Zurban, 6 novembre 2002, par Fabienne Jacob

Ceci est mon corps

Il est grand temps de se le dire une fois pour toutes. On a en France un véritable auteur, un grand auteur. Tout le monde ne le sait pas encore. Un sacré gaillard grandi au trou du cul du centre de la France, étangs et bois hirsutes. Il porte un drôle de nom qui, somme toute, lui va bien. Nom de sein, nom de pain : Michon. Des consonances de mère nourricière. Normal, avec lui on est dans le terrestre, dans le corps. Justement, il vient de livrer un Corps du roi. Un livre inclassable qui résiste sacrément à l’exercice convenu du résumé.

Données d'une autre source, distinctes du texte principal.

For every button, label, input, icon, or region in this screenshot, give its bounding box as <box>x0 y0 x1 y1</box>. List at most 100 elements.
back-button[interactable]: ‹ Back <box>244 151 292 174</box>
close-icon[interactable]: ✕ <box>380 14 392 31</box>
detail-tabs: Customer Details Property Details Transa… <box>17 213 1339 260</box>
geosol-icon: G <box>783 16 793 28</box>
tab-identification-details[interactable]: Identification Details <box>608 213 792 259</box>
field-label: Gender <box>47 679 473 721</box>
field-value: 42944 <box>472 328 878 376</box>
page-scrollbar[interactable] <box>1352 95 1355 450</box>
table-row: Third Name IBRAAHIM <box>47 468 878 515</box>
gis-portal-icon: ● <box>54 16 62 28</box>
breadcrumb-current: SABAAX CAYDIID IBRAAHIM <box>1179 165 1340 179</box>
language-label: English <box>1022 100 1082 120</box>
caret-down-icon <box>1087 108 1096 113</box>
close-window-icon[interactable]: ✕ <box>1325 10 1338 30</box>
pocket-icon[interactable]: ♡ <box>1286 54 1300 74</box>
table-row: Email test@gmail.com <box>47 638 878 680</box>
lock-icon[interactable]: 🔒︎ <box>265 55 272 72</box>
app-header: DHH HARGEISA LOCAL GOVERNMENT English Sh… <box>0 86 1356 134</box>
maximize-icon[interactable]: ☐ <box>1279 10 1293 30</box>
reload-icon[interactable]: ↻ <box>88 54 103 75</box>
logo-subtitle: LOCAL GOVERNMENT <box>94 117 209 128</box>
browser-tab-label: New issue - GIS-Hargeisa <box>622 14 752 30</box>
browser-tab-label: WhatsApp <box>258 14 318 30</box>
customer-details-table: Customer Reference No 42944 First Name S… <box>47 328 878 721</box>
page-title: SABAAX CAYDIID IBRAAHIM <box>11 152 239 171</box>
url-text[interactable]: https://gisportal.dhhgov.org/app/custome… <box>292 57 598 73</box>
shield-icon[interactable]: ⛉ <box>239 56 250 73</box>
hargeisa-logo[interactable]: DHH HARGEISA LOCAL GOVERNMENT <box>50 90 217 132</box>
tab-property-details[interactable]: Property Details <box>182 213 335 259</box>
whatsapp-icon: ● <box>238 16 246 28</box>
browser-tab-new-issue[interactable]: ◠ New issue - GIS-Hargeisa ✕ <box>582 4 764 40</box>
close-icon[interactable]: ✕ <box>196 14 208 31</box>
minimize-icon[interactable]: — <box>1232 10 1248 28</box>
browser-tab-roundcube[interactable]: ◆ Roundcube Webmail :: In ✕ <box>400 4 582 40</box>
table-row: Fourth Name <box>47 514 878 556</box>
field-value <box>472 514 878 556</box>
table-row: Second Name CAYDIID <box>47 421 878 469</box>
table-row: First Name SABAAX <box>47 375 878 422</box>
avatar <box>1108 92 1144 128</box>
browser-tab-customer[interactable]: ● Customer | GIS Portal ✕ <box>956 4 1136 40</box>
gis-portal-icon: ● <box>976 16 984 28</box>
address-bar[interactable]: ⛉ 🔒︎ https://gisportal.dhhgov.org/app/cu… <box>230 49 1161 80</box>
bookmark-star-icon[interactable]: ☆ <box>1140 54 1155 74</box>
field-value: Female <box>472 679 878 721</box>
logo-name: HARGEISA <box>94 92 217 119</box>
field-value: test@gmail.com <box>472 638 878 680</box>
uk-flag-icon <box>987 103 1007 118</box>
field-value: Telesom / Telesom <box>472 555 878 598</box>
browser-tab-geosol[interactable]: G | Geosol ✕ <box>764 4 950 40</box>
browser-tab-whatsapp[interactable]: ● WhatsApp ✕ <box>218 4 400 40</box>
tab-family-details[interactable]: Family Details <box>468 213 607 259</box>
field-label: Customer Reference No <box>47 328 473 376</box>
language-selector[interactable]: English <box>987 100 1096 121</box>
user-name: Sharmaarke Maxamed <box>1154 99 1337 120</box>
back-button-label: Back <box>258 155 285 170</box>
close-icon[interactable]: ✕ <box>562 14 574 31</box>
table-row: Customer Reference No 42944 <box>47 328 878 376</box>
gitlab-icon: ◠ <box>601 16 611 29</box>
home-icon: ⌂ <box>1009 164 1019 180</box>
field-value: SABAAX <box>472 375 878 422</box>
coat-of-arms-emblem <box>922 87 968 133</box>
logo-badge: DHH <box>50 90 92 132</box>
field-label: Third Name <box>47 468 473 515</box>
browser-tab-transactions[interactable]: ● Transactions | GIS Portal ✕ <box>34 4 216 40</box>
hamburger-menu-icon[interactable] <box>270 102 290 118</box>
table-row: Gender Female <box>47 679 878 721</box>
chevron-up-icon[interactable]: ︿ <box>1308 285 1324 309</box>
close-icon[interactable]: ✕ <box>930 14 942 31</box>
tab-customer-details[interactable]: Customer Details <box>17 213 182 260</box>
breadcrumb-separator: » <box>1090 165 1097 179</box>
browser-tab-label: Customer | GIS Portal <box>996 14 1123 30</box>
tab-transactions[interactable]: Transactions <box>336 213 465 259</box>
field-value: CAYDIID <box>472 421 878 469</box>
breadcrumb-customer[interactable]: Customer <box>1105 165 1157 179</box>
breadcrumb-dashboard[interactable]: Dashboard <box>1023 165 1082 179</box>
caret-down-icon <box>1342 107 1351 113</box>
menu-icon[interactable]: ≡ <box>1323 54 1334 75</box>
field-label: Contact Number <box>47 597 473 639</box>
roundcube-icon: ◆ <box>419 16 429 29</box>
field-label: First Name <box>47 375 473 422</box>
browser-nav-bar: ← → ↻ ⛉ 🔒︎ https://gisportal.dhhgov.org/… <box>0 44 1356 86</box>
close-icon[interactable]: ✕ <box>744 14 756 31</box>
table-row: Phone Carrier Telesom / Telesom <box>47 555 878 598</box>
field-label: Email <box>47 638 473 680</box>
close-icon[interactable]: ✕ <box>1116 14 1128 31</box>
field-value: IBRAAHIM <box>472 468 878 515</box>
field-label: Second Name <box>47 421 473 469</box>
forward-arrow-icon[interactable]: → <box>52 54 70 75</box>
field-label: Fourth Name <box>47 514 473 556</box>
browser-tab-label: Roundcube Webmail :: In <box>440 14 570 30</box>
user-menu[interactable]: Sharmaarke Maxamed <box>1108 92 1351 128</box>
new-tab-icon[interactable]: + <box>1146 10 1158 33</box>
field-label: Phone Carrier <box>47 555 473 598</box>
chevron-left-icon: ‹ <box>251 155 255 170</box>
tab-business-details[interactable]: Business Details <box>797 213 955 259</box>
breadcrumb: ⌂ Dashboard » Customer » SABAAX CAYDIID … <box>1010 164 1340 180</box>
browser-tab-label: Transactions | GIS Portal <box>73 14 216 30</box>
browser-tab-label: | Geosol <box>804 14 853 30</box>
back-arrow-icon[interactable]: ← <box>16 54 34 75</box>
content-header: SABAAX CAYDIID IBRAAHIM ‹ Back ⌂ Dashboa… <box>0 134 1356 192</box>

De quoi s’agit-il ? Peu importe le sujet. Cinq petites nouvelles pour cinq auteurs que le livre honore. Cinq auteurs admirés, à travers lesquels Michon fait entendre sa propre voix. Deux sont photographiés, Samuel Beckett et William Faulkner. Le premier, maigreur céleste et look roi Lear, « prend et allume un boyard blanc, gros module, il se le met au coin des lèvres, comme Bogart, comme Guevara, comme un métallo. Son œil de glace prend le photographe, le rejette. Noli me tangere. Les signes débordent. Le photographe déclenche. » Voilà, tout est dit. La littérature est là. Dans ce verbe juste, précis, qui se fiche droit au cœur, visant l’éternel, l’universel.

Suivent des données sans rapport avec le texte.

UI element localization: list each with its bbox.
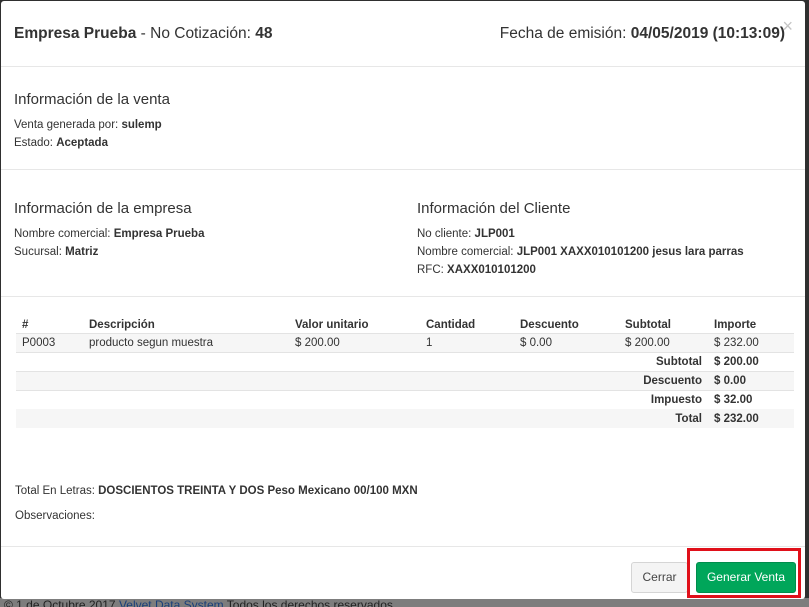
- company-name-label: Nombre comercial:: [14, 228, 111, 240]
- total-in-words-value: DOSCIENTOS TREINTA Y DOS Peso Mexicano 0…: [98, 485, 418, 497]
- issue-date-value: 04/05/2019 (10:13:09): [630, 25, 785, 42]
- table-header-row: # Descripción Valor unitario Cantidad De…: [16, 317, 794, 333]
- company-name-value: Empresa Prueba: [113, 228, 205, 240]
- total-in-words-label: Total En Letras:: [15, 485, 95, 497]
- client-number-label: No cliente:: [417, 228, 472, 240]
- column-header: Descuento: [520, 318, 579, 331]
- sale-info-title: Información de la venta: [14, 91, 170, 108]
- observations-label: Observaciones:: [15, 510, 95, 522]
- client-number-line: No cliente: JLP001: [417, 228, 515, 240]
- generate-sale-button[interactable]: Generar Venta: [696, 562, 796, 593]
- totals-row-discount: Descuento $ 0.00: [16, 370, 794, 390]
- generated-by-label: Venta generada por:: [14, 119, 119, 131]
- generated-by-value: sulemp: [121, 119, 162, 131]
- totals-row-subtotal: Subtotal $ 200.00: [16, 351, 794, 371]
- company-client-section: Información de la empresa Nombre comerci…: [1, 170, 805, 297]
- totals-label: Descuento: [16, 370, 708, 390]
- table-cell: P0003: [16, 332, 83, 352]
- branch-label: Sucursal:: [14, 246, 62, 258]
- issue-date: Fecha de emisión: 04/05/2019 (10:13:09): [500, 25, 785, 43]
- totals-value: $ 32.00: [708, 389, 794, 409]
- status-label: Estado:: [14, 137, 53, 149]
- table-cell: $ 200.00: [289, 332, 420, 352]
- client-rfc-line: RFC: XAXX010101200: [417, 264, 536, 276]
- client-name-line: Nombre comercial: JLP001 XAXX010101200 j…: [417, 246, 744, 258]
- total-in-words: Total En Letras: DOSCIENTOS TREINTA Y DO…: [15, 485, 418, 497]
- column-header: Valor unitario: [295, 318, 369, 331]
- quote-number: 48: [255, 25, 273, 42]
- close-button[interactable]: Cerrar: [631, 562, 688, 593]
- page-footer: © 1 de Octubre 2017 Velvet Data System T…: [0, 598, 809, 607]
- column-header: #: [22, 318, 29, 331]
- branch-line: Sucursal: Matriz: [14, 246, 98, 258]
- company-name-line: Nombre comercial: Empresa Prueba: [14, 228, 204, 240]
- quote-label: - No Cotización:: [140, 25, 251, 42]
- column-header: Importe: [714, 318, 757, 331]
- table-cell: 1: [420, 332, 514, 352]
- branch-value: Matriz: [65, 246, 99, 258]
- totals-value: $ 232.00: [708, 409, 794, 428]
- table-cell: producto segun muestra: [83, 332, 289, 352]
- totals-value: $ 0.00: [708, 370, 794, 390]
- client-info-title: Información del Cliente: [417, 200, 571, 217]
- modal-footer: Cerrar Generar Venta: [1, 546, 805, 599]
- column-header: Subtotal: [625, 318, 671, 331]
- footer-rights: Todos los derechos reservados.: [226, 598, 397, 607]
- client-rfc-label: RFC:: [417, 264, 444, 276]
- column-header: Descripción: [89, 318, 155, 331]
- column-header: Cantidad: [426, 318, 476, 331]
- generated-by: Venta generada por: sulemp: [14, 119, 162, 131]
- modal-header: Empresa Prueba - No Cotización: 48 Fecha…: [1, 1, 805, 67]
- client-number-value: JLP001: [474, 228, 515, 240]
- footer-link[interactable]: Velvet Data System: [119, 598, 224, 607]
- footer-copyright: © 1 de Octubre 2017: [4, 598, 116, 607]
- totals-label: Impuesto: [16, 389, 708, 409]
- table-cell: $ 200.00: [619, 332, 708, 352]
- totals-row-tax: Impuesto $ 32.00: [16, 389, 794, 409]
- table-cell: $ 0.00: [514, 332, 619, 352]
- sale-info-section: Información de la venta Venta generada p…: [1, 67, 805, 170]
- status-value: Aceptada: [56, 137, 108, 149]
- issue-date-label: Fecha de emisión:: [499, 25, 627, 42]
- company-info-title: Información de la empresa: [14, 200, 192, 217]
- client-rfc-value: XAXX010101200: [447, 264, 536, 276]
- table-cell: $ 232.00: [708, 332, 794, 352]
- modal-title: Empresa Prueba - No Cotización: 48: [14, 25, 272, 43]
- status: Estado: Aceptada: [14, 137, 108, 149]
- totals-row-total: Total $ 232.00: [16, 409, 794, 428]
- client-name-label: Nombre comercial:: [417, 246, 514, 258]
- items-table: # Descripción Valor unitario Cantidad De…: [16, 317, 794, 428]
- client-name-value: JLP001 XAXX010101200 jesus lara parras: [516, 246, 744, 258]
- totals-value: $ 200.00: [708, 351, 794, 371]
- totals-label: Total: [16, 409, 708, 428]
- quote-modal: × Empresa Prueba - No Cotización: 48 Fec…: [1, 1, 805, 599]
- table-row: P0003 producto segun muestra $ 200.00 1 …: [16, 332, 794, 352]
- totals-label: Subtotal: [16, 351, 708, 371]
- company-name: Empresa Prueba: [14, 25, 137, 42]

Plus encore, on aime quand l’auteur parle de lui, car au fond – ne nous leurrons pas – c’est de lui qu’il est question partout. Au chevet de sa mère morte, il essaie un Notre Père et c’est la Ballade des pendus qui lui vient aux lèvres. Ailleurs, un enfant lui naît dans la nuit et c’est Booz endormi, de Victor Hugo, qu’il récite. Type étrange, décidément, ce Michon qui prie dans la littérature. Le livre se ferme sur quelques superbes pages dédiées à la bibliothèque François-Mitterrand. « Je ne déteste pas cet endroit rude, dressé sur un champ de bataille au milieu d’un désert. Il prédispose au vide, au remuement amer des gros bouquins qu’on ne lira pas, aux alcools raides. » On vous l’avait dit, Michon a l’énergie brute de la langue qui vient du corps. Cela s’appelle la grâce.